She was 6 lbs. 8 oz. of perfectness. Big brown eyes. Dark hair that covered her entire head. Long “piano fingers”, as we like to call them. Clara Esther Little.
It was love at first sight. Looking at this sweet baby, you would never know what it took to get her here, but we did.
It took trust. It took hope. It took a true miracle.
When Clara was born, I had a scheduled c-section. I had already been in this type of operating room before… twice. I had an uneasy feeling within which turned to difficulty breathing and in the end,vomiting. I knew something wasn’t right. But we proceeded forward. In the end, the complications were so great that it was obvious that God’s hand was in the whole ordeal. Seven hours later, with 17 new units of blood in my body, I ended up in ICU. God saved my life that day and I can honestly say I do not take that miracle for granted. The doctors and nurses all said they were shocked that I was alive and really should not have made it. I’m not surprised. There were so many praying. And I am in the hands of the One who made me.
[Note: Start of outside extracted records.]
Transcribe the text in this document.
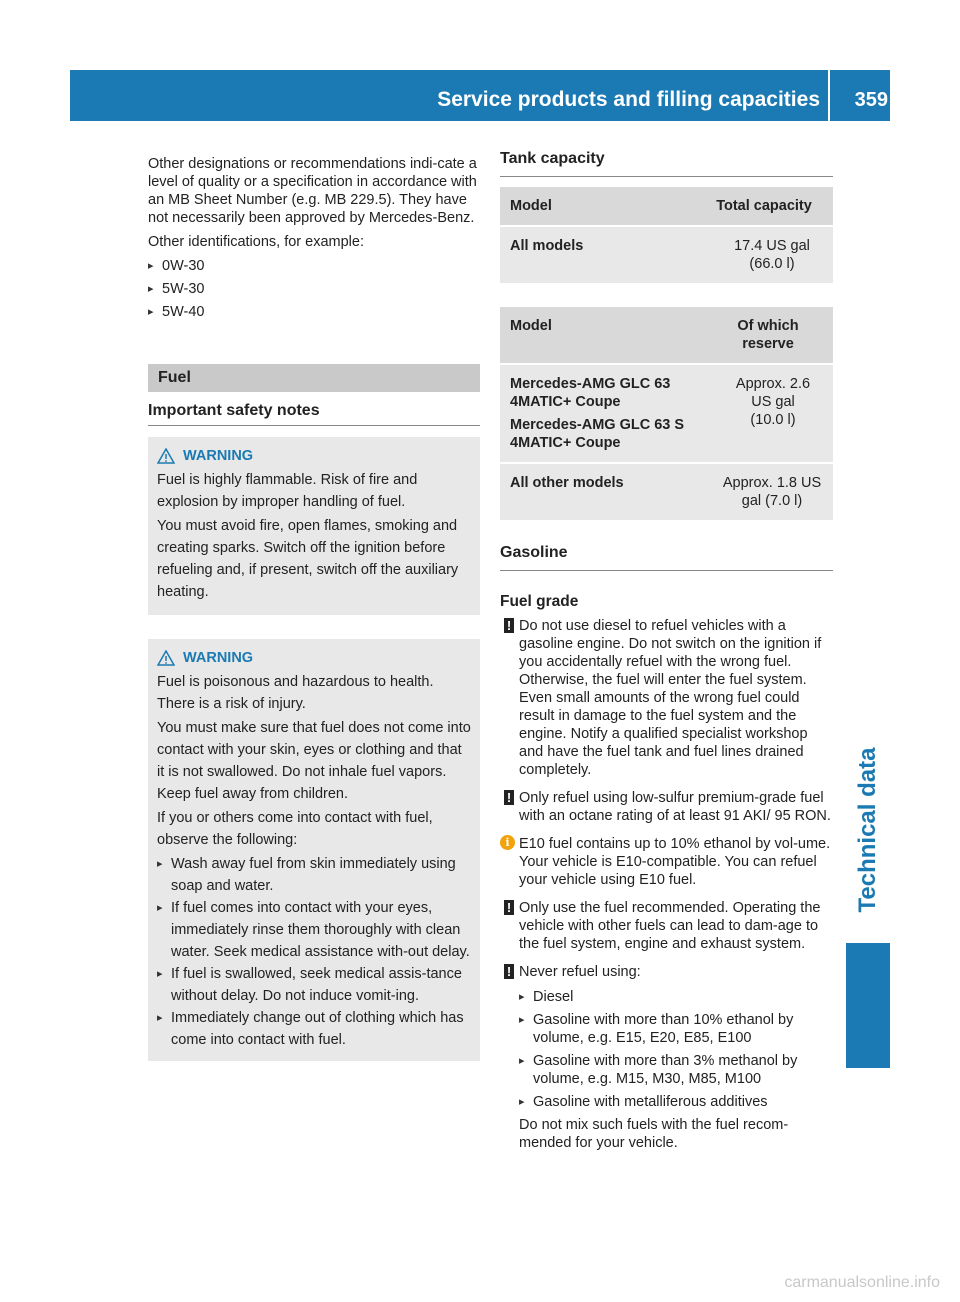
Service products and filling capacities 359
Technical data

Other designations or recommendations indi-cate a level of quality or a specification in accordance with an MB Sheet Number (e.g. MB 229.5). They have not necessarily been approved by Mercedes-Benz.

Other identifications, for example:

▸ 0W-30
▸ 5W-30
▸ 5W-40
Fuel
Important safety notes
WARNING

Fuel is highly flammable. Risk of fire and explosion by improper handling of fuel.

You must avoid fire, open flames, smoking and creating sparks. Switch off the ignition before refueling and, if present, switch off the auxiliary heating.

WARNING

Fuel is poisonous and hazardous to health. There is a risk of injury.

You must make sure that fuel does not come into contact with your skin, eyes or clothing and that it is not swallowed. Do not inhale fuel vapors. Keep fuel away from children.

If you or others come into contact with fuel, observe the following:

▸ Wash away fuel from skin immediately using soap and water.
▸ If fuel comes into contact with your eyes, immediately rinse them thoroughly with clean water. Seek medical assistance with-out delay.
▸ If fuel is swallowed, seek medical assis-tance without delay. Do not induce vomit-ing.
▸ Immediately change out of clothing which has come into contact with fuel.
Tank capacity
Model	Total capacity
All models	17.4 US gal (66.0 l)
Model	Of which reserve

Mercedes-AMG GLC 63 4MATIC+ Coupe
Mercedes-AMG GLC 63 S 4MATIC+ Coupe	Approx. 2.6 US gal (10.0 l)
All other models	Approx. 1.8 US gal (7.0 l)
Gasoline
Fuel grade
! Do not use diesel to refuel vehicles with a gasoline engine. Do not switch on the ignition if you accidentally refuel with the wrong fuel. Otherwise, the fuel will enter the fuel system. Even small amounts of the wrong fuel could result in damage to the fuel system and the engine. Notify a qualified specialist workshop and have the fuel tank and fuel lines drained completely.
! Only refuel using low-sulfur premium-grade fuel with an octane rating of at least 91 AKI/ 95 RON.
i E10 fuel contains up to 10% ethanol by vol-ume. Your vehicle is E10-compatible. You can refuel your vehicle using E10 fuel.
! Only use the fuel recommended. Operating the vehicle with other fuels can lead to dam-age to the fuel system, engine and exhaust system.
! Never refuel using:
▸ Diesel
▸ Gasoline with more than 10% ethanol by volume, e.g. E15, E20, E85, E100
▸ Gasoline with more than 3% methanol by volume, e.g. M15, M30, M85, M100
▸ Gasoline with metalliferous additives

Do not mix such fuels with the fuel recom-mended for your vehicle.

carmanualsonline.info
But for some reason, I have a hard time always applying this blind faith to my Molly. In two weeks, Molly will be having an experimental, 15 hour surgery that will involve the most important part of her body to survive. And when I allow myself to go there, my whole being is enveloped in this fear that November 6th may be the last day I lay eyes on my precious girl. You see, surgery is just not surgery to our family anymore. For Peter, it’s waiting in a cold,quiet room for hours, holding his new baby girl, wondering if her mother will make it out. For me, it’s knowing that things are going wrong and with tears in my eyes begging the anesthesiologist to make sure I wake up moments before she puts the mask over my mouth.
But for God, surgery is another way to show His power. His presence. His glory. I try so desperately to bring myself to that realization when my mind wanders to the other side. But I can’t will it on my own. I can’t wish away my fears and anxiety. I can only run to truth. And truth tells me,
“For I the LORD thy God will hold thy right hand, saying unto thee, Fear not; I will help thee.”
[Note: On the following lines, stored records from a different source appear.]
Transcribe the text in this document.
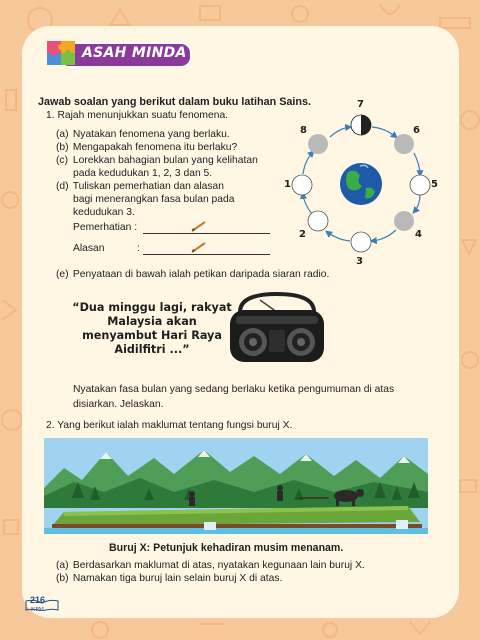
ASAH MINDA
Jawab soalan yang berikut dalam buku latihan Sains.
1. Rajah menunjukkan suatu fenomena.
(a) Nyatakan fenomena yang berlaku.
(b) Mengapakah fenomena itu berlaku?
(c) Lorekkan bahagian bulan yang kelihatan
pada kedudukan 1, 2, 3 dan 5.
(d) Tuliskan pemerhatian dan alasan
bagi menerangkan fasa bulan pada
kedudukan 3.
Pemerhatian :
Alasan	:
1
2
3
4
5
6
7
8
(e) Penyataan di bawah ialah petikan daripada siaran radio.
“Dua minggu lagi, rakyat Malaysia akan menyambut Hari Raya Aidilfitri ...”
Nyatakan fasa bulan yang sedang berlaku ketika pengumuman di atas
disiarkan. Jelaskan.
2. Yang berikut ialah maklumat tentang fungsi buruj X.
Buruj X: Petunjuk kehadiran musim menanam.
(a) Berdasarkan maklumat di atas, nyatakan kegunaan lain buruj X.
(b) Namakan tiga buruj lain selain buruj X di atas.
216
KPM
He’s going to help us get through this. He will help the doctor as he masterfully does this procedure. He will help Peter and I as we wait all day to hear what the outcome is. He will help Molly to breath, heal, awake. He will help others see He is a God that can do all things.
I can’t promise that fear will not creep up again. I’m being realistic in the fact that I am human and this is a natural emotion. But I am so very grateful that we as a family do not have to be alone. What an amazing thing that the God of all things knows every small detail and is working things for good. (Romans 8:28)
So this morning, I breath. I rest in the fact that He’s got this. And Molly is in the best care of the Greatest Physician ever… Jesus.